Problems with Cartesian Dualism:
How
can two things as substantially different as Cartesian Mind and Cartesian Body
interact. As was put to Descartes
himself: “Where does the mind touch the
body.”
FROM
"THE PASSIONS OF THE SOUL" BY DESCARTES
But in order to understand all these things more perfectly,
we must know that the soul is really joined to the whole body, and that we
cannot, properly speaking, say that it exists in any one of its parts to the
exclusion of the others, because it is one and in some manner indivisible,
owing to the disposition of its organs, which are so related to one another
that when any one of them is removed, that renders the whole body defective;
... the soul is really joined to the whole body, and... we
cannot, properly speaking, say that it exists in any one of its parts to the
exclusion of the others ...
and because it is of a nature which has no relation to
extension, nor dimensions, nor other properties of the matter of which the body
is composed, but only to the whole conglomerate of its organs, as appears from
the fact that we could not in any way conceive of the half or the third of a
soul, nor of the space it occupies, and because it does not become smaller
owing to the cutting off of some portion of the body, but separates itself from
it entirely when the union of its assembled organs is dissolved.

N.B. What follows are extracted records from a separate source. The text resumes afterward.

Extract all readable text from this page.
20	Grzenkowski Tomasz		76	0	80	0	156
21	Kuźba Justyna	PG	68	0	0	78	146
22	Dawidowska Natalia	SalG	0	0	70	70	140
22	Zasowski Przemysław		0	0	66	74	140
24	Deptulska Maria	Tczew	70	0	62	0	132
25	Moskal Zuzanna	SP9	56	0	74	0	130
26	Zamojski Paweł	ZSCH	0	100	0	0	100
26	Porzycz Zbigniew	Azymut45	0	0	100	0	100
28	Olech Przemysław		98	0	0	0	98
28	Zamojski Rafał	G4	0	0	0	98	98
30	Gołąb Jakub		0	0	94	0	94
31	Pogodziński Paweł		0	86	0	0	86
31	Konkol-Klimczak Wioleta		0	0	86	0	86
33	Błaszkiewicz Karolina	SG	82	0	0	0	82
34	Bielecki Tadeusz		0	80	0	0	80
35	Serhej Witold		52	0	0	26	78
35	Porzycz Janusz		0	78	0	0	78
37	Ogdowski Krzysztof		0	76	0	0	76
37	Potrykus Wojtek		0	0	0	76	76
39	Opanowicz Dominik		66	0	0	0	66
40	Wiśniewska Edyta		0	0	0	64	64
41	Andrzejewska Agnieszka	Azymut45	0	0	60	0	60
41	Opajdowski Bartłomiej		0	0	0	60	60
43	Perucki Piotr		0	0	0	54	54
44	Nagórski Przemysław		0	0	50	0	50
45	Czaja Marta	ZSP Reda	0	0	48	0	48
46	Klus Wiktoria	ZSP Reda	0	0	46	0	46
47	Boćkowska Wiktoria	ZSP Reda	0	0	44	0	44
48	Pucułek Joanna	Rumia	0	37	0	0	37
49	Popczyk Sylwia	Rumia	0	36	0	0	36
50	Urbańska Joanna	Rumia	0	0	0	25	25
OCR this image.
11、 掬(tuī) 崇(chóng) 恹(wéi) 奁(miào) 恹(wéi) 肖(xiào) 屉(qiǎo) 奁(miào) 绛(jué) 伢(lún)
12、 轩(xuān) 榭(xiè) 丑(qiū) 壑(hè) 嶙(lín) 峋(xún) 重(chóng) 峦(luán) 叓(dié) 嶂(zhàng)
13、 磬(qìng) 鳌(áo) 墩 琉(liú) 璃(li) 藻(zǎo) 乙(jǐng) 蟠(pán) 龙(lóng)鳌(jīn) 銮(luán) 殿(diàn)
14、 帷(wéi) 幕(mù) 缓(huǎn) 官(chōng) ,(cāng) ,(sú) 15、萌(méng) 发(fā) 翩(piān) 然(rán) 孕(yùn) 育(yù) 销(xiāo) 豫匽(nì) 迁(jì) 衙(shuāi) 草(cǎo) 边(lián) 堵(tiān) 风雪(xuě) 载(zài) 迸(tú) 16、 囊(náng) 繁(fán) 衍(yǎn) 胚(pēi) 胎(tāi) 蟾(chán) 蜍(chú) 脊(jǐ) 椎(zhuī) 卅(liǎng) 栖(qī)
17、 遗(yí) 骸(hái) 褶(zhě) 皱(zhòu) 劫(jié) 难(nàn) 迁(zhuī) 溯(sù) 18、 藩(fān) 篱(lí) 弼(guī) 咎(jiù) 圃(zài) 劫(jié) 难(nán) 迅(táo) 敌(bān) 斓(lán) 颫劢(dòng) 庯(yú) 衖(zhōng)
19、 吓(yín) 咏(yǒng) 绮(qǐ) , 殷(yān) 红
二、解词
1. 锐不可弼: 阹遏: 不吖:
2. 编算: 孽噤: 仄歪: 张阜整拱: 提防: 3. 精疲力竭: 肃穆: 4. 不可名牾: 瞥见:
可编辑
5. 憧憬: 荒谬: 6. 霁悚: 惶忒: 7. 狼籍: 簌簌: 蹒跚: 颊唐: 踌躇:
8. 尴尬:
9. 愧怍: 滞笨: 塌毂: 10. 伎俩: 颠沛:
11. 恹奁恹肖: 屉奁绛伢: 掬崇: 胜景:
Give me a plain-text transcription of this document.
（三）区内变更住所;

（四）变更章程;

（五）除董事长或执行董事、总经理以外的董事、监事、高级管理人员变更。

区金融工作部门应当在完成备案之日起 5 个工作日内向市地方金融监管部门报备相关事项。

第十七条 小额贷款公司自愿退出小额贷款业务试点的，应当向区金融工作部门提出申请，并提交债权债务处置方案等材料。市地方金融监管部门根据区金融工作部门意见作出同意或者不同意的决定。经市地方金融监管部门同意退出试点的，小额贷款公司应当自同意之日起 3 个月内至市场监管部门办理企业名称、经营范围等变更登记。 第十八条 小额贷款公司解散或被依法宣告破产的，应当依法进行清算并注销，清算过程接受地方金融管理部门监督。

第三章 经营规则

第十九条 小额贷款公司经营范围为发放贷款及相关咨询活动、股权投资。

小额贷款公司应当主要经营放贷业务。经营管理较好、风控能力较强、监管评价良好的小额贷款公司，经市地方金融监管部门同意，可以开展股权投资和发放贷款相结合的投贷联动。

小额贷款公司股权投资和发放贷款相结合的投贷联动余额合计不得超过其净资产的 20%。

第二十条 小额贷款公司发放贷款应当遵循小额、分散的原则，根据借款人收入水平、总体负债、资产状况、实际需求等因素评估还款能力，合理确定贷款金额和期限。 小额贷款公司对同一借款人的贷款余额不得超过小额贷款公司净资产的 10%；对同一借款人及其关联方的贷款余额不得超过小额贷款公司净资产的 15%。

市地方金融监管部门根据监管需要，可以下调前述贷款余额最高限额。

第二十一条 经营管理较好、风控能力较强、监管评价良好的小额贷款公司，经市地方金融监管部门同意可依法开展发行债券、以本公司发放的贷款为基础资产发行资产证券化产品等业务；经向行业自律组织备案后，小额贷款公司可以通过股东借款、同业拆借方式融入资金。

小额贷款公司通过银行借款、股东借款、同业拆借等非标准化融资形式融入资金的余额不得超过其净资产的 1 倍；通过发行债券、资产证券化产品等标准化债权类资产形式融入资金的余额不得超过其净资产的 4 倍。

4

It is likewise necessary to know that although the soul is
joined to the whole body, there is yet in that a certain part in which it
exercises its functions more particularly than in all the others; and it is
usually believed that this part is the brain, or possibly the heart: the brain,
because it is with it that the organs of sense are connected, and the heart
because it is apparently in it that we experience the passions. But,
in examining the matter with care, it seems as though I had clearly ascertained
that the part of the body in which the soul exercises its functions immediately
is in nowise the heart, nor the whole of the brain, but merely the most inward
of all its parts, to wit, a certain very small gland which is situated in the
middle of its substance and so suspended above the duct whereby the animal
spirits in its anterior cavities have communication with those in the
posterior, that the slightest movements which take place in it may alter very
greatly the course of these spirits; and reciprocally that the smallest changes
which occur in the course of the spirits may do much to change the movements of
this gland.
Let us then conceive here that the soul has its principal
seat in the little gland that exists in the middle of the brain, from whence it
radiates forth through all the remainder of the body by means of the animal
spirits, nerves, and even the blood, which, participating in the impressions of
the spirits, can carry them by the arteries into all the members. Recollecting
what has been said above about the machine of our body, that is, that the
little filaments of our nerves are so distributed in all its parts, that on the
occasion of the diverse movements which are there excited by sensible objects,
they open in diverse ways the pores of the brain, which causes the animal
spirits contained in these cavities to enter in diverse ways into the muscles,
by which means they are capable of being moved; and also that all the other
causes which are capable of moving the spirits in diverse ways suffice to
conduct them into diverse muscles; let us here add that the small gland which is the main seat of the soul is so suspended
between the cavities which contain the spirits that it can be moved by them in
as many different ways as there are sensible diversities in the object, but
that it may also be moved in diverse ways by the soul, whose nature is such
that it receives in itself as man diverse impressions, that is to say, that it
possesses as many diverse perceptions as there are diverse moments in this
gland. Reciprocally, likewise, the machine of the body is so formed that
from the simple fact that this gland is diversely moved by the soul, or by such
other cause, whatever it is, it thrusts the spirits which surround it towards
the pores of the brain, which conduct them by the nerves into the muscles, by
which means it causes them to move the limbs.[5]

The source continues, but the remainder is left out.